Document Type: Original Article


1 Department of Medical Genetics, Faculty of Medicine, Mashhad University of Medical Sciences, Mashhad, Iran

2 Department of Basic Sciences, Mashhad Azad University, Mashhad, Iran


Sulfur Mustard (SM) has been used as a chemical warfare agent, in the World War I and more recently during Iraq-Iran war in early 1980s’. Its biological poisoning effect could be local or systemic and its effect depends on environmental conditions, exposed organs, and the extent and duration of exposure. It is considered as a strong alkylating agent with known mutagenic, carcinogenic effects; although a few studies have been performed on its teratogenicity so far.
Materials and Methods
Mice were administered with SM intraperitoneally with a dose of 0.75 and 1.5 mg/kg in different periods of their gestation (gestational age of 11, 13 and 14 weeks). Control mice groups were included. Between 5 and 9 mice were used in each group. Dams underwent cesarean section on day 19 of their gestation. External examination was performed on the animals investigating craniofacial and septal defects and limb malformations such as adactyly and syndactyly.

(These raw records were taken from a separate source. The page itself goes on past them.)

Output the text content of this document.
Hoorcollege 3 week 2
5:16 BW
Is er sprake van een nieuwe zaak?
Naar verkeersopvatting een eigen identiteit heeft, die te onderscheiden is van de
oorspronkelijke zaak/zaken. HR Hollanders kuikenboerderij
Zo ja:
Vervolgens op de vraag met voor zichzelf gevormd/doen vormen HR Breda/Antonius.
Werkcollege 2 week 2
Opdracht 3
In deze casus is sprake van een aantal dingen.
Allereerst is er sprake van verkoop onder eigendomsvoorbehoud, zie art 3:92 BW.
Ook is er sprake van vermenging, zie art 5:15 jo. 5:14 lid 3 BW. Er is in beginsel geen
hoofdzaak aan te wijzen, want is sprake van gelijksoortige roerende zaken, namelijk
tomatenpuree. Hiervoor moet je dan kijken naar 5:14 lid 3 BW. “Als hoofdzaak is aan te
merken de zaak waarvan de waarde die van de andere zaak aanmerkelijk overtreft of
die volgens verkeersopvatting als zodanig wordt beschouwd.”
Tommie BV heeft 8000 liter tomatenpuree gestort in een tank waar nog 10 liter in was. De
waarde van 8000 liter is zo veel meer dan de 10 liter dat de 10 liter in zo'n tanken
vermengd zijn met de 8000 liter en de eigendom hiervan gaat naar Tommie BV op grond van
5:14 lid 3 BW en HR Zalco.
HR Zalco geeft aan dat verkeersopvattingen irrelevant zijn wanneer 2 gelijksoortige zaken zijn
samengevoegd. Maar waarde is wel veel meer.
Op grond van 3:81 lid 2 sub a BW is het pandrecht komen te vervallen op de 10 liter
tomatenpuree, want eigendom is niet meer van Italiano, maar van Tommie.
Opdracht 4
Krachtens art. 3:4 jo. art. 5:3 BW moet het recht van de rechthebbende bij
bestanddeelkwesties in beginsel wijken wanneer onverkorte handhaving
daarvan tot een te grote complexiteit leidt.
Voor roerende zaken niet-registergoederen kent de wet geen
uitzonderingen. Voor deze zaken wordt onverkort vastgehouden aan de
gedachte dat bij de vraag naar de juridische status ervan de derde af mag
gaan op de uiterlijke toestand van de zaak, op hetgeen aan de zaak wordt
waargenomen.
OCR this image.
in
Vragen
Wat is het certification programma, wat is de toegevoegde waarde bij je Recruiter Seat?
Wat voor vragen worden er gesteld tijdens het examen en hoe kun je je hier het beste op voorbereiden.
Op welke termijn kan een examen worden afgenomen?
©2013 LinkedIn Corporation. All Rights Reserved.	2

All data were analyzed by Chi-Square test and Fisher's exact test. The P- value less than 0.05 was considered significant.
Craniofacial and septal defects as well as the limb malformations were the most common types of birth defects, displaying an extremely complex biomedical problem.
This study confirms a significant correlation between SM exposure and its teratogenic effect. We postulated that the malformations could be caused by an uncontrolled migration of neural crest cells, causing developmental disorders. In addition to environmental factors, modifying genes could play an important role in the pathogenesis of the defects.